29. Aramızda zincir var

Start from the beginning
                                    

Dudağımı çekip boynuna eğildim. Ellerim kaslı vücudunda geziniyordu.  Esmer boyna küçük küçük öpücükler koydum. Dudağıma zincir değdiğinde başıma kaldırmadan sırıttım. N'haber zincir, sevişelim mi?

Zinciri dudağımla çekiştirdiğimde Ertuğrul'dan kıkırdama sesleri gelmişti. Ama ben demiştim zincirle ayrı bir şekilde ilgileneceğim diye.

Zincirle birlikte boynunu emmeye başladım. Metallik bir tat, Ertuğrul'un tadıyla karışınca güzel oluyordu. Bedeninde benim yarattığım izlerin olmasını istiyordum, bu yüzden ince deriye asıldım. 

Ağzımda zincir varken yer yer emdiğim boyna bakmak için çekildim ve kırmızı oluşan yuvarlaklara baktım. Zinciri ağzıma aldığım kısmı salya olmuş haldeydi. 

Eğilip zinciri tekrar dişlerimin arasına aldım ve onun dudaklarına doğru yaklaştım. İki ağız arasında kalmıştı zincir.

Dillerimiz zincir yüzünden düzgünce hareket edemezken  Ertuğrul'un sinirlendirdiğini anlamıştım. Alt dudağımı kavrayacakken sırıttım. Başını kaldırıp dudaklarımı yaklaşıp öpmek istediğinde biraz daha çekildim.
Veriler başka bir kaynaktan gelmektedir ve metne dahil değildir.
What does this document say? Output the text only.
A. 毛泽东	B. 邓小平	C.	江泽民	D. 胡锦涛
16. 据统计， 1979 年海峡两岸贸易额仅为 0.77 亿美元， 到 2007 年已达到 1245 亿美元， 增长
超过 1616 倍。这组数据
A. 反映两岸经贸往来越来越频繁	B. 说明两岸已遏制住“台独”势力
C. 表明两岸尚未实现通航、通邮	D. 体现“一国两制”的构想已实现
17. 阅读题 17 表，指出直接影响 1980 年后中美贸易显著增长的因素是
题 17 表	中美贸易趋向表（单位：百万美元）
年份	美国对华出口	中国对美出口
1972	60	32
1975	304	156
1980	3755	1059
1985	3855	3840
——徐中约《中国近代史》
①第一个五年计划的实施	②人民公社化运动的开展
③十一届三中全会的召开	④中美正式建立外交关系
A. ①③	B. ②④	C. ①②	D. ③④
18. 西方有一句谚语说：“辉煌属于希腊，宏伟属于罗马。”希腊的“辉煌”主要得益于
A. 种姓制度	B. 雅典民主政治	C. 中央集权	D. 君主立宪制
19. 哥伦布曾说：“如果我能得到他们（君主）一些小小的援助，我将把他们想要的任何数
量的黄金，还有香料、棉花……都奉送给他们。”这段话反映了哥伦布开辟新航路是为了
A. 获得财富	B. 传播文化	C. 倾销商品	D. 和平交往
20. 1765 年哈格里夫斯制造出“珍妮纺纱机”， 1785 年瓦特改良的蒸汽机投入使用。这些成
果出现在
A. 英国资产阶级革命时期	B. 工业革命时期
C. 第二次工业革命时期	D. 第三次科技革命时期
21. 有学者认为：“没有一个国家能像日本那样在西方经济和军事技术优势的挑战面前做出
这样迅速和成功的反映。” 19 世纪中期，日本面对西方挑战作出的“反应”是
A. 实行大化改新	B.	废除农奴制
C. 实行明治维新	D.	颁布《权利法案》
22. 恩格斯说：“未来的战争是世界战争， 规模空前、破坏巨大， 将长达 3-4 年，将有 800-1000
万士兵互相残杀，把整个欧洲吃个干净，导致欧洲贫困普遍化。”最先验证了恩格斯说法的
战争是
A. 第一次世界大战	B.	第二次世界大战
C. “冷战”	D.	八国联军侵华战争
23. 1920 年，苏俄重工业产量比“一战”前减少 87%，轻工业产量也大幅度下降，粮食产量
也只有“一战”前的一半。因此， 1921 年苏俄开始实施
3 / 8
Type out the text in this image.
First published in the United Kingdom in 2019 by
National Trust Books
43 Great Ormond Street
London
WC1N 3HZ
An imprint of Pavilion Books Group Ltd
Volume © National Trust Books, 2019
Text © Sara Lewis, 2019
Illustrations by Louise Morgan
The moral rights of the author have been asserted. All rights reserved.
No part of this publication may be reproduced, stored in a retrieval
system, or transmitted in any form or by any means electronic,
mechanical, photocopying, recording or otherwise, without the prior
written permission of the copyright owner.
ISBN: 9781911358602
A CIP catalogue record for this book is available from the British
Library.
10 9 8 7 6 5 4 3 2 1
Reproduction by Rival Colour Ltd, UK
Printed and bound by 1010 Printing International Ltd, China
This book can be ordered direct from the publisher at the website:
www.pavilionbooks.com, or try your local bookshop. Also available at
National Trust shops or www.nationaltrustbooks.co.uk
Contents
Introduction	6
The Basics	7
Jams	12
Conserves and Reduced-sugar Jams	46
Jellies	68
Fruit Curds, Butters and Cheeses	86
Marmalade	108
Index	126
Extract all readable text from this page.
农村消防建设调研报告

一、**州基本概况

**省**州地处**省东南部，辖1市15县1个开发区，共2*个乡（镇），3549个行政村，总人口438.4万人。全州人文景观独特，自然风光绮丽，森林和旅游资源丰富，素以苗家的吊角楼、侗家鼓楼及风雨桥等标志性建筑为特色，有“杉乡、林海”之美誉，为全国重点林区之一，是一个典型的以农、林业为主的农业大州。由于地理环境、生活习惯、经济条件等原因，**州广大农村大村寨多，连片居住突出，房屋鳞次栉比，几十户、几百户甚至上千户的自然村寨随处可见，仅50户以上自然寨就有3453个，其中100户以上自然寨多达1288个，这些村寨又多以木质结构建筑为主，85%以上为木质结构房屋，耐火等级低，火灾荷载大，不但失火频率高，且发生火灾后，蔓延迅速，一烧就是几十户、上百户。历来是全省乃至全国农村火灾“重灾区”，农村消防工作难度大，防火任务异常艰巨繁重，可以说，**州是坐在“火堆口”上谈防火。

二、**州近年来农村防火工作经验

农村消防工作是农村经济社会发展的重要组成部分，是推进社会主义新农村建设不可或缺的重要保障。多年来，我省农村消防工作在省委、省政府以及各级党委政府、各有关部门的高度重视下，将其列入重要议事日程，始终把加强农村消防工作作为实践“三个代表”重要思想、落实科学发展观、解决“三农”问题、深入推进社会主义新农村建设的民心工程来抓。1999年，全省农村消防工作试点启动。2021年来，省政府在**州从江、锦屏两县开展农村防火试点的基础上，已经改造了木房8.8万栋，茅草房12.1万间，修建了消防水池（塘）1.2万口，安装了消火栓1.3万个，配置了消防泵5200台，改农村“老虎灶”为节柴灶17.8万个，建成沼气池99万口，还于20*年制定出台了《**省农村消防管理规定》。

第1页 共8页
Başının altımdaki ellerini çekip enseme atıp dudaklarımızı kavuşturdu. Zincir çenesinde dururken istediği gibi dudaklarımı hareket ettirebiliyordu.

Üstünde gidip gelirken aleti iki lobumun arasına girmiş haldeydi. Ağırdan alıp çıldırtmak istiyordum.

Boynuna yavaşça indim, dilimle ıslak yol bırakırken ara ara emip bırakıyordum.  Göğüs ucuna gelip bana sabah yaptığı gibi işkence yapmaya başladım. Küçük tepeciği iştahla emiyordum.

Sarı saçlarımdan tuttu.  Hiçbir şekilde engellemedi beni. Emmeyi bırakıp dilimi tepecikte döndürdüm. Saçlarımı çekiştirip yüzüne yaklaştırdı. "İçine al artık." dedi.

"Ama esmerim benim kurallarım işliyor şu an." Dişlerini sıkarken çene kemikleri belirginleşti.

Beni dinlemeden, "Hadi yoksa ben yönlendireceğim." dedi.

Dediğim dedikti bu esmerin ve ben sınırları zorlamak istedim. Biraz daha sürtündüm. Vücudumu kaldırıp aleti tuttum ve yavaşça içime aldım.

Az önceki sevişmeden dolayı geniş olan deliğim rahat bir şekilde içine alırken kalınlığı tamamını içine alıp oturdum. "Immg.."

Hızlı olmadan üstünde inip kalkarken elini belime attı. Eğilip ellerimi sert göğüste gezdirdim.

Biraz doğruldum hızımı bir tık arttırdım. Arada kendimi çekiştiriyordum. Gözlerini bana dikmiş izliyordu.  Sanki önünde dönen bir filmi zevkle izliyor gibiydi. İsmiyle inlerken vücudum gerilmişti. Ellerimi geriye doğru bacaklarına yasladım ve hızlandım.

İki eliyle artık belimi kavrarken o yönlendirmeyi başlamıştı.   Prostatıma çarpan uzunluk derince inlememe neden olurken ne olduğunu anlamadan yana doğru devrilmiştim.

Ertuğrul tekrardan üstüme çıkarken hızını artırıp içime girip çıkmaya başladı.  İsmi üst üste yediğim git-gellerle tamamlanamazken artık ağzı açık şekilde kesik kesik inliyordum.

İçimde kasılan sertlikle Ertuğrul'un boğuk inlemeleri beni bayıltacak gibiydi.  Onun gelmeyi yakın olduğunu anlayıp kendime çekmeye başladım.

Elime gelirken birkaç saniye sonra içimde onun sıvısını hissettim.

Derin ve hızlıca soluklanıyorduk. İçimden çıktı ve üstümde uzanarak başını boynuma gömdü.

"Esmer şekerim kesinlikle şikayetçi değilim ama çok ağırsın." dedim. Kendini yanıma atıp beni üstüne çekti. Kıkırdayıp üstüne yerleştim. "Ben de ağırım." dedim.